Voyage en ballon lamorisse

En 1958, six films sont réalisés en Bretagne. Quatre longs métrages de fiction : Les naufrageurs (Charles Brabant), Pêcheur d’Islande (Pierre Schoendoerffer), Tant d’amour perdu (Léo Joannon pour une adaptation libre d’Eugénie Grandet de Balzac par Roland Laudenbach une nouvelle fois) et Le voyage en ballon (Albert Lamorisse pour un tour de France en ballon qui permet de voir la rade de Brest, Locronan et Carnac vus du ciel (35) ; deux courts métrages documentaires : De mon temps de Claudine Lenoir (36), dont le commentaire qui s’adresse à une vieille Bretonne nostalgique tente de montrer le caractère immuable de la Bretagne à partir de la confrontation d’images de l’époque et des années vingt, comme si le cinéma pouvait ralentir la course du temps ; le lyrique La mer et les jours (de Raymond Vogel et Alain Kaminker sur le thème des relations des habitants de l’île de Sein à la mer (37).

Deux fictions tournées en 1957 sortent sur les écrans en 1958 (38) : Une vie (d’Alexandre Astruc, adaptée de l’œuvre de Guy de Maupassant, entre autres par… Roland Laudenbach), pour laquelle le lieu de tournage de la baie de Saint-Brieuc évoque la Normandie, et Les Vikings (de Richard Fleischer). L’année ne fait pas exception à la tendance repérée sur le temps long : le net déséquilibre entre l’Armor (le littoral) et l’Argoat (l’intérieur). Comme l’écrit Jean-Pierre Berthomé : « Comment s’en étonnerait-on ? Pour le meilleur comme pour le pire, la Bretagne des cinéastes reste celle de ce qui fait sa différence visible, son imaginaire pittoresque qu’on vient justement solliciter : ports, plages, îles ou rochers fouettés par la mer (39) ». Cela est d’autant plus vrai que le tourisme balnéaire se développe en Bretagne. Le film éducatif En Bretagne, daté de 1958, résume bien cela : au gré des images, les rares commentaires disent : « Les paysans vivent pauvrement », « Beaucoup de Bretons sont pêcheurs » et « La Bretagne est surtout le pays de la mer. Les côtes sont célèbres pour leur beauté », « Pendant les vacances beaucoup de gens viennent en Bretagne » et « Pendant l’été, hôtels et commerces profitent du séjour des baigneurs (40) ».

pêcheur d'islande

Ainsi Pêcheurs d’Islande est la troisième adaptation du roman de Pierre Loti, après celle de 1924 par Jacques de Baroncelli et de 1933 par Pierre Guerlais. Le film de 1958, produit par Georges de Beauregard et dont la photographie est celle de Raoul Coutard, n’est pas tourné à Paimpol, mais à Concarneau et à Beg-Meil. De plus, le film se caractérise, dans un souci commercial, par un happy end pour les amants, loin du sort tragique initial. Charles Vanel, qui incarnait en 1924 le jeune marin Yann, se voit confier alors le rôle de l’armateur, Mével, père de la jeune paimpolaise Gaud !
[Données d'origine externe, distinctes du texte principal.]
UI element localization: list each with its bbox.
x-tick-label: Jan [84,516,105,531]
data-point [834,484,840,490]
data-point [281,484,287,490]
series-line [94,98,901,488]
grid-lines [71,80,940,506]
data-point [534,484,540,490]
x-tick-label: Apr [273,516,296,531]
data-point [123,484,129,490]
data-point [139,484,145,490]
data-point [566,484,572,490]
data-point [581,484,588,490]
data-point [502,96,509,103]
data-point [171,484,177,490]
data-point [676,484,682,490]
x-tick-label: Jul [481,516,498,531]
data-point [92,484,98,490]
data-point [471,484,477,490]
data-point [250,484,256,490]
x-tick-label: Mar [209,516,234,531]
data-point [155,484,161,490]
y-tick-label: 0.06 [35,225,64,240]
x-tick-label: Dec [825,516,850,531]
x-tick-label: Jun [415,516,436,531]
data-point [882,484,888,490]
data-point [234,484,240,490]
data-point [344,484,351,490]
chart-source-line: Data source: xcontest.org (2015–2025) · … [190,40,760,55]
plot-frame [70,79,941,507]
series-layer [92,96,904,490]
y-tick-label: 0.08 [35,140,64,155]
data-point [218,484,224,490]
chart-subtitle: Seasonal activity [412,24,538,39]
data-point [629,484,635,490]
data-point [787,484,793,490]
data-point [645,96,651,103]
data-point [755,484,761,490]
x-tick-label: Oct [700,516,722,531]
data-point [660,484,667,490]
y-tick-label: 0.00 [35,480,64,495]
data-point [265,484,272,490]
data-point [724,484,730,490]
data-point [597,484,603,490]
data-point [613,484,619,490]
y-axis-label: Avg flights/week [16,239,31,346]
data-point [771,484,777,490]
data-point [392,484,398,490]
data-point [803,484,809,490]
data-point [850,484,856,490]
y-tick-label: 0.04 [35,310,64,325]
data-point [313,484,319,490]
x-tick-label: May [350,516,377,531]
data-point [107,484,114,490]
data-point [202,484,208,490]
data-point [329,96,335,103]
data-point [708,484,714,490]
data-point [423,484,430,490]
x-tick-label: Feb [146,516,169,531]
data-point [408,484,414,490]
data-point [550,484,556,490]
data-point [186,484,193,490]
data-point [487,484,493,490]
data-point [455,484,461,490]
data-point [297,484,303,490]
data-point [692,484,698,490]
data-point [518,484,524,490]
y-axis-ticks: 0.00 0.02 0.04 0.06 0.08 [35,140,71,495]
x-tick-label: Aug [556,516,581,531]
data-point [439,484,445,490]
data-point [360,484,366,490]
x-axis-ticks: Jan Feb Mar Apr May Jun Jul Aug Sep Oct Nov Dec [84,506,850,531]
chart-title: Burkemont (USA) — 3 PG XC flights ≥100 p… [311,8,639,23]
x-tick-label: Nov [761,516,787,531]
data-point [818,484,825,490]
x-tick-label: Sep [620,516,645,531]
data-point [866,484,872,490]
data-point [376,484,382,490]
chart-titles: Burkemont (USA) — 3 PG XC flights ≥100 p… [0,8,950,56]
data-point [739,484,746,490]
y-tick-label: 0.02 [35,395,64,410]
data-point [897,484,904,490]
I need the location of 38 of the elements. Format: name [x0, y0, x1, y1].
The Vikings, film de l’Américain Richard Fleischer, distribué par The United Artists, sort sur les écrans le 17 décembre 1958. Adapté d’un roman, ce film est produit par la Bryna Prod de l’acteur Kirk Douglas, qui y joue le rôle principal, Einar, aux côtés de Tony Curtis et de Janet Leigh. Sur fond de razzia au Xe siècle, le film brutal aux couleurs sanguines dues au talentueux directeur de la photographie Jack Cardiff, raconte la lutte fratricide entre les deux personnages masculins. D’avril à septembre 1957, l’équipe de tournage se rend à Bergen (Norvège), à Munich, à Fort-La-Latte et au Cap Fréhel, dans les Côtes-du-Nord. Plus précisément ce sont les extérieurs de la dernière séquence, celle du combat entre les deux hommes, au sommet du château du roi anglais de Northumbrie, qui sont tournés à Fort La Latte (41). Ce n’est pas la première fois que les studios d’Hollywood se délocalisent en Bretagne à la recherche de décors extérieurs.
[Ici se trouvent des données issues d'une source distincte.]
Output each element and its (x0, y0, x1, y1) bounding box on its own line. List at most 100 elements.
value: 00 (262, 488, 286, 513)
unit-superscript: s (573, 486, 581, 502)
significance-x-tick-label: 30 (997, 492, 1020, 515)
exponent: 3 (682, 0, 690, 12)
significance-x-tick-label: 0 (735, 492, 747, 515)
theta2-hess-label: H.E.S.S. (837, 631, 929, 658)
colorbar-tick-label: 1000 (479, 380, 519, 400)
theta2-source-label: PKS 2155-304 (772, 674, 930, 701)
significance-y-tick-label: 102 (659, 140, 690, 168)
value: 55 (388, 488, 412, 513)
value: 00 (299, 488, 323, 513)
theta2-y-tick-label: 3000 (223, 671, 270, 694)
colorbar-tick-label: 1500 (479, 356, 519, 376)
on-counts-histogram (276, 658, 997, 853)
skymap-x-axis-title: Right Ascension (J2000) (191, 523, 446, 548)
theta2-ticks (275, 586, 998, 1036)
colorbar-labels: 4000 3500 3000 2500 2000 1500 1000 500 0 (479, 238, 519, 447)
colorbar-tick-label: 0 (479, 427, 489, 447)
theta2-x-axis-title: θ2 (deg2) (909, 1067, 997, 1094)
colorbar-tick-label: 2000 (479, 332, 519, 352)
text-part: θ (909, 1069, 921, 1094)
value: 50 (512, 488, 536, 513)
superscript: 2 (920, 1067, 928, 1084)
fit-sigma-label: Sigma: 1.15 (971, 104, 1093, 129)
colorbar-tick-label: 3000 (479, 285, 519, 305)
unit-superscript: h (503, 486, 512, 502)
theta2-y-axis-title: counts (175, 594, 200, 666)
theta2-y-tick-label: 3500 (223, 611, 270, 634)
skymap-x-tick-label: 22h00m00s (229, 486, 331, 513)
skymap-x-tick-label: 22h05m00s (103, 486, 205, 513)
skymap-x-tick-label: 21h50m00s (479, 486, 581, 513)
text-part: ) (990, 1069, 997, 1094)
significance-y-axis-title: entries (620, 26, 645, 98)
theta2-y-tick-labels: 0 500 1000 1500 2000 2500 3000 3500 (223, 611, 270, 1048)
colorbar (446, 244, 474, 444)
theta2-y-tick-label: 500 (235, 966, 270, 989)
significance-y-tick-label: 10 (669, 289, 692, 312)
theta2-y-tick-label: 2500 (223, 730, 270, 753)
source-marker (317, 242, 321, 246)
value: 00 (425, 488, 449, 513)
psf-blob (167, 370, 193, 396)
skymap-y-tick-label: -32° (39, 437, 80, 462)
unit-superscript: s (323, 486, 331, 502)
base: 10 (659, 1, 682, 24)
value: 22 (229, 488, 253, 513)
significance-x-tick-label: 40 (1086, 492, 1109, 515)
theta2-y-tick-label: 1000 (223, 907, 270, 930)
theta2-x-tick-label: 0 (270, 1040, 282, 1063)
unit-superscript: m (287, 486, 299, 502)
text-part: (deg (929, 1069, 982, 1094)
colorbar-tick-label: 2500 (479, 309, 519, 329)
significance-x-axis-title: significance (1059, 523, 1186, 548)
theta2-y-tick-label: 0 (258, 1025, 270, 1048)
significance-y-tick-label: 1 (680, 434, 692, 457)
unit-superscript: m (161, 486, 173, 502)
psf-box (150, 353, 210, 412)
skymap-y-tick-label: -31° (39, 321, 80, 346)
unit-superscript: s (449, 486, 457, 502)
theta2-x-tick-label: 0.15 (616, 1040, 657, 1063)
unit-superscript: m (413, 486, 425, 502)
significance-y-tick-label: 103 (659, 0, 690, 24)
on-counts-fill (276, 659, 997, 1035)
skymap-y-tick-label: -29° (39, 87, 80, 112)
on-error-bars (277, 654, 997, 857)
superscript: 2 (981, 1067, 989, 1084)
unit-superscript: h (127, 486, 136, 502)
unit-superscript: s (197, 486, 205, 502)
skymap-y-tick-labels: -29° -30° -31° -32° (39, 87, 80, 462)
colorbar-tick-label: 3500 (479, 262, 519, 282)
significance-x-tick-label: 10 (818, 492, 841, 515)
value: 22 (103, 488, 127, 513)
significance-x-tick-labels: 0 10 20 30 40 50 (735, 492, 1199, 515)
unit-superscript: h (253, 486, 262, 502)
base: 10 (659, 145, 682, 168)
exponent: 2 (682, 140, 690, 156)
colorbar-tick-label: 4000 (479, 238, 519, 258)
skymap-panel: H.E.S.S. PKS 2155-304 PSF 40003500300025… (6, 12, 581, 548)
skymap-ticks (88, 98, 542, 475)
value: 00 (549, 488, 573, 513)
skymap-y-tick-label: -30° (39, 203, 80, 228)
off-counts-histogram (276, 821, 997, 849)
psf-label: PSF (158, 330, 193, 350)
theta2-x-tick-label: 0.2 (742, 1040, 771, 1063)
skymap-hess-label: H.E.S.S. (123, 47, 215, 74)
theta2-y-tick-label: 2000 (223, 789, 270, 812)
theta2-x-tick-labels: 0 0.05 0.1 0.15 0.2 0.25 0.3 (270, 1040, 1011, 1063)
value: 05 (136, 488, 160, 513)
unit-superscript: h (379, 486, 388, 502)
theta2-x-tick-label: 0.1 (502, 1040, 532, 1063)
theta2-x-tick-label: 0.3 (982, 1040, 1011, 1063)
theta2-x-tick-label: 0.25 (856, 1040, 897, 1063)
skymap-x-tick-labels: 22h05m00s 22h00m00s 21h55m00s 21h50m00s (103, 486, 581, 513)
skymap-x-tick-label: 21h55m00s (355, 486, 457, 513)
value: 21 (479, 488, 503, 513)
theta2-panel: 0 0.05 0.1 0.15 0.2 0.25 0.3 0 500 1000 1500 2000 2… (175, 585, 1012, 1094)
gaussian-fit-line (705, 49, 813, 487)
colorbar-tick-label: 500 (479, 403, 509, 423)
Dès 1953, Raoul Walsh est venu à Concarneau pour réaliser Sea devils (La belle espionne), film d’espionnage sous Napoléon 1er avec Rock Hudson et Yvonne De Carlo. Le critique américanophile Jacques Lourcelles, auteur d’un subjectif Dictionnaire du cinéma en 1992, tient Les Vikings comme « le chef-d’œuvre de Fleischer, non surpassé depuis par lui ou par quiconque (42) ». Le grand spectacle hollywoodien est sur l’écran, mais n’est pas en reste au moment du tournage qui dure trois semaines durant le mois de juillet (43). L’équipe est constituée de 500 personnes au total. Deux DCA 4, dont un présente l’inscription « The Vikings Special », transportent les hommes et le matériel. Plus d’une centaine de figurants de Plévenon et du pays de Dinan regrettent le manque de communication en dehors du fameux « Action ! » Pourtant, le dimanche 14 juillet se tient à Lamballe le gala des Vikings, soi-disant offert par les vedettes internationales du film. Se succèdent des numéros de hache, d’armes blanches, d’arcs et de lasso (44). La force est exaltée, à l’image de celle qui se dégage dans le film. En 1980, la critique régionaliste verra dans le bélier en carton-pâte, construit pour l’occasion et que l’on peut alors encore voir sur le site, « le symbole pourrissant d’un pays relégué à l’état de studio, puis de poubelle… (45) », mais gageons que la plupart des spectateurs de l’époque y ont vu un spectacle d’aventures divertissant et pourquoi pas parfois une certaine beauté lyrique à laquelle les à-pics bretons et la mer grondeuse ont contribué.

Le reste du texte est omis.